Cincuenta años antes, en 1888, Rubén Darío ofrecía en El Rey Burgués, uno de los cuentos más crudos de Azul…, una visión más sórdida del poeta como una especie de paria olvidado por todos, a quien se le confiere, en el gran banquete de la sociedad burguesa, un rincón lejano donde pueda estar siempre y cuando tenga la buena voluntad de ganarse el pan girando la manivela de un organillo destripado. Al final del convite y en medio de la euforia, el poeta aparece petrificado por un viento invernal que lo congela sin que nadie se haya dado cuenta de ello.

Después de los movimientos del año 68 que recorrieron el mundo en el siglo XX, y que en México dejaron el saldo trágico de la matanza de Tlatelolco, Michel Foucault afirmó que el pueblo no tiene nada que aprender de los intelectuales y que éstos de ninguna manera se constituyen en una especie de conciencia pública de las sociedades. Foucault afirma que, a final de cuentas, la idea de un intelectual que se concibe como un agente del pensamiento crítico, es en realidad un buen mecanismo de dominación a través del cual se legitima la aparente ausencia de autonomía intelectual de ciertos grupos sociales para pensar su propia realidad y establecer un proyecto histórico consecuente con ella.

Aun considerando que es debatible la idea de que el poeta sea o no un intelectual, no debemos perder de vista que hay una parte del trabajo poético que se desarrolla a partir de una reflexión más o menos aguda sobre la realidad e incluso sobre las circunstancias y limitaciones del propio acto de escribir.

Tal vez lo que sucede es que el poeta se inventa un lugar y le da a su oficio algún carácter utilitario para sentirse menos marginado en un ámbito en el que sus productos responden al principio de la gracia (término del cual deriva la palabra “gratis”).

¿Cómo incrustar aquello que se hace por gracia y con un instrumento tan primitivo como la palabra, en una sociedad utilitaria que tiene en la conquista de la capacidad de consumo su valor más conspicuo?
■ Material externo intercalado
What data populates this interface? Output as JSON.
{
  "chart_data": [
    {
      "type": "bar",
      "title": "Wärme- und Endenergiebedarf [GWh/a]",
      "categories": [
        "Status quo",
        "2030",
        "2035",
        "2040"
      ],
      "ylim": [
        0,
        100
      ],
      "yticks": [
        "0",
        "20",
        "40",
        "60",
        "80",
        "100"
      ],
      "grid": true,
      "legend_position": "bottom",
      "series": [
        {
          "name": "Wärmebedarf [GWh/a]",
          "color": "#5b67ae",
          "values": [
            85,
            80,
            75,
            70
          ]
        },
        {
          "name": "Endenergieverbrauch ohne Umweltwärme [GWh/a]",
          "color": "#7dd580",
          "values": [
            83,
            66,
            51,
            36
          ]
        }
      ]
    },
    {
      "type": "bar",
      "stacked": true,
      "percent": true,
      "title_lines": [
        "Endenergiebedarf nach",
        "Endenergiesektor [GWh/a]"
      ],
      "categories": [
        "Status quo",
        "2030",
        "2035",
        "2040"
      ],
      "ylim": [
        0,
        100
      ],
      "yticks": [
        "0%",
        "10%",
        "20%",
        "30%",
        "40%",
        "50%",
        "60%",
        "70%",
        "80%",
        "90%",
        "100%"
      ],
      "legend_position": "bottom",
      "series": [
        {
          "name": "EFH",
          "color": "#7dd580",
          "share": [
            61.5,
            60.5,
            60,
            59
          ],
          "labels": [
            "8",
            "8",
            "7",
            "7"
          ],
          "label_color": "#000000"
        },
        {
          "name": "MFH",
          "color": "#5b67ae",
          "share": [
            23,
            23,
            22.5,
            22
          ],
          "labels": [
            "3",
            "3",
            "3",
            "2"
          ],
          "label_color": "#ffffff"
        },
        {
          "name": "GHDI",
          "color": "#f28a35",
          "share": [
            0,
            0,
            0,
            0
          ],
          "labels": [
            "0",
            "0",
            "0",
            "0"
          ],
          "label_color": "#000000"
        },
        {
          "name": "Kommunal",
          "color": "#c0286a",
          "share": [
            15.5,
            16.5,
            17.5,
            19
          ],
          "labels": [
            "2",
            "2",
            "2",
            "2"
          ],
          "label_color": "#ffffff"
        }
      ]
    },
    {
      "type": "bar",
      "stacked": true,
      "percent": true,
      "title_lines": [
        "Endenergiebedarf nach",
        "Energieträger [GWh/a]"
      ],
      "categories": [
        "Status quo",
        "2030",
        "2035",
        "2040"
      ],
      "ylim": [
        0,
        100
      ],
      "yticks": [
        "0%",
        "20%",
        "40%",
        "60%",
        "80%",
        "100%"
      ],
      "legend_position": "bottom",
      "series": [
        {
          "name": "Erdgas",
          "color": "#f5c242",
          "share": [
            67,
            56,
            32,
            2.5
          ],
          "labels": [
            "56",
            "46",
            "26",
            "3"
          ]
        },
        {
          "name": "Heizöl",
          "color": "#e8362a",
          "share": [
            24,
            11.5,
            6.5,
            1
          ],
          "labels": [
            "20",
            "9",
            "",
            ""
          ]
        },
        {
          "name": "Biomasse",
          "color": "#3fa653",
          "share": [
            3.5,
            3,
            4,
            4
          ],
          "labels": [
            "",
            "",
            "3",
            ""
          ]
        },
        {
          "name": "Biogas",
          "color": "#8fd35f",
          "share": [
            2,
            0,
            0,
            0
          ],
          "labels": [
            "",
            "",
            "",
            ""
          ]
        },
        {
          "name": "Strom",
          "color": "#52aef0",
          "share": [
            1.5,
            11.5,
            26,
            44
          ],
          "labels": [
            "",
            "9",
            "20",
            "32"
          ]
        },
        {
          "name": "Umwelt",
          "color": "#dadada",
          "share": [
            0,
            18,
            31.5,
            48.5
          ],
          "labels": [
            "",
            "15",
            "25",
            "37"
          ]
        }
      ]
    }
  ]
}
A veces me resulta impropio hablar de la función social del poeta o de su compromiso, cuando el propio poeta no está en posición de darle nada a una sociedad que lo ha mantenido marginado.

De buena voluntad el poeta se asume como redentor, e incluso como conciencia crítica de su tiempo, olvidando que su lucha más sórdida es hacerse de un lugar en la sociedad como humilde servidor de las palabras.
Cuando Panchito Mancilla, el carpintero que me hizo un par de mesas laterales para la salita de mi casa, me mostró la dignidad de su trabajo (en los dos muebles pequeños que me fabricó no había un solo clavo sino puros ensambles), me enseñó tanto como lo que en muchos libros había yo aprendido. Panchito no tiene ninguna idea de lo que pueda ser la conciencia crítica ni quiere redimir a nadie; sólo quiere hacer bien su trabajo y enseñarle a los demás a valorarlo. A fin de cuentas los poetas trabajamos con el viento (¿qué son las palabras sino inflexiones de aire?). Si este viento refresca el ánimo de alguien o quema una pradera, es sólo porque a las palabras se las lleva su propia vocación de ser palabras que van, que vienen, que se quedan…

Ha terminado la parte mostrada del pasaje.